My husband and I recently celebrated ten years of marriage. It's been a busy decade - we've lived in four different places spread out across two countries and added three children to our family. When we married, we both had a desire to serve long term abroad. My husband had already gone to Bible college and was working as an assistant pastor ahead of overseas ministry. If you'd told us then, as we dreamed of the future in the little yellow kitchen of our first house, that we would go and we would come back after five years and end up 30 miles away from where we started, I'm not sure we'd have believed you.
And yet here we are.
Seven and a half years ago, my husband and I sold that house, packed up our lives into a few suitcases and took our ten month old son to a country on the edge of Central Asia. We planned to stay a long time - we thought fifteen years would be a good stretch before our children's educational needs would probably require a move back to the UK. We were committed to serving and supporting the young church in that country. We, who were never large city people, went first to a very large city for language and culture learning. After a couple of years, we moved to a city of 'only' a million people and where creative access was needed to get visas. And then after a while the rules changed and our creative access route didn't work any more. Our local pastor in that city asked us to move back to the UK and come and visit as much as we could, which avoided all visa requirements. So (cutting a long story short) we did. We only spent five years in that country that we planned to spend so much longer in.

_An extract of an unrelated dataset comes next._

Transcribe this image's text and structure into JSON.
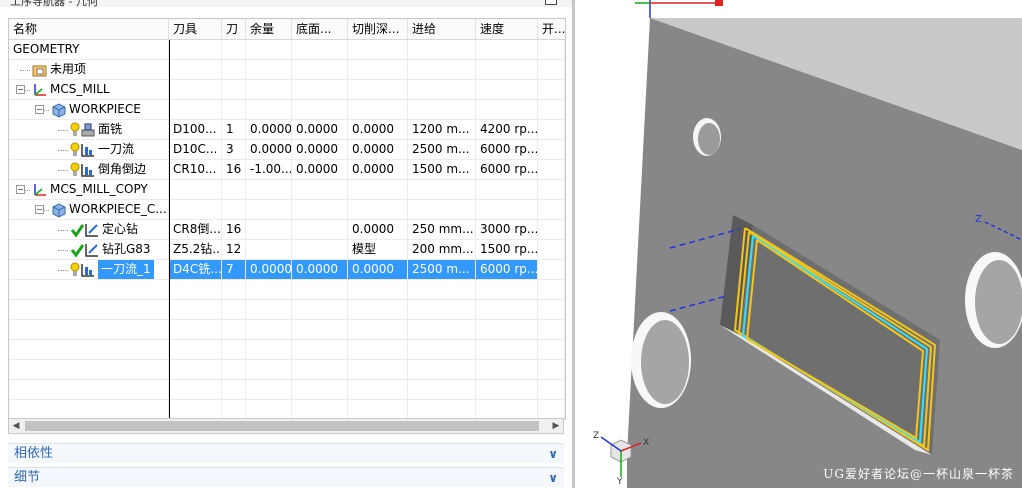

From the biographies I devoured as a child and teenager, I absorbed an idea that the longer you went to the 'field' for, the better a cross-cultural worker you were. The ideal was to go without a return ticket but with your coffin, although a few decades was long enough to be respectable. There was Adoniram Judson's letter to John Hasseltine asking not only permission to marry his daughter Ann, but that John would agree to "see her no more in this world". There was James Calvert's (unverified, as far as I can find) quote, said in reply to the ship's captain who told him he would lose his life by landing on the islands of Fiji, "we died before we came here." There are stirring calls not to be half-hearted, not to waste our lives, not to invest in what won't last. If that seems too nineteenth century, I've met people who tell me that they plan to live the rest of their lives in the country they have gone to, with visits back to their passport country every now and then.
Cross-cultural workers throughout history, from the Apostle Paul to Hudson Taylor to Amy Carmichael to current workers, have left behind a lot and willingly embraced a whole heap of hard things for the sake of the Gospel. Many have died or been martyred for the Gospel. Others have sacrificed their health (physical, mental and/or emotional), comforts, freedoms and opportunities. Their families have sacrificed too. We rightly honour the work that God has done through them and in them and praise God for them.
But when your standard is Jim Elliot and Gladys Aylward, what do you do with the cross-cultural workers who, for a whole host of different reasons, return to their passport country after just a few years? If the unspoken but pervading church culture around us prizes faithfulness through long years of service (perhaps with little fruit), what do those whose years of service were cut short for one reason or another think? When we've made our historical heroes ten feet tall, no average height human will ever compare. I wonder what my nineteen-year-old self, who had the words of the hymn 'Facing a Task Unfinished' pinned up above her desk, would make of me now.
Perhaps there's a bigger issue here - that while we might outwardly reject a sacred/secular divide, we admire the exciting and exotic more than we do the boring and mundane. Even living abroad, it's certainly easier to mention earthquakes, terrorist attacks and coup attempts in prayer letters than bureaucracy and getting your boiler replaced when you don't understand how the system works. Maybe it's more glamorous to love your neighbour when they're an unreached people worshipping idols than to love your neighbour when they're your child or elderly parent needing your physical presence in your passport country.
Maybe there are many more issues at play here. Issues of God's leading and guidance, of Christian heroes and sometimes idols, of not despising small things, of pride and shame.
But here's what I know. Jesus said, 'Go and make disciples of all nations'. He didn't say that you have to go abroad to make disciples of all nations. He did not say that if you go to serve cross-culturally, you must go for a minimum of ten years and the longer you go for, the better. He didn't say that you have to pick a country and go spend the rest of your life there.
Here's something else that I know. In all things, God works for the good of those who love him. The last ten years have incorporated a lot of uncertainty and change. Our life plan was completely turned upside down when we came back to the UK. But the Lord knew that would happen, and before we had even moved to our second city abroad, when we were still planning to be there many years, he was setting in motion the events that would bring us to our current church and town. When we came back, we had absolutely no idea why God had worked things out that way but believed that God is good and in control. Two and a bit years later, we now know that a health condition of one of our children would almost certainly have required us to relocate back to the UK had we still been abroad.
We would never have predicted that we'd be in this town, in this country, ten years after getting married. But we can say with confidence that the Lord is good. He does not make mistakes or waste experiences. His ways are not our ways - thankfully. We can say with faith and with gratitude that the boundary lines have fallen for us in pleasant places.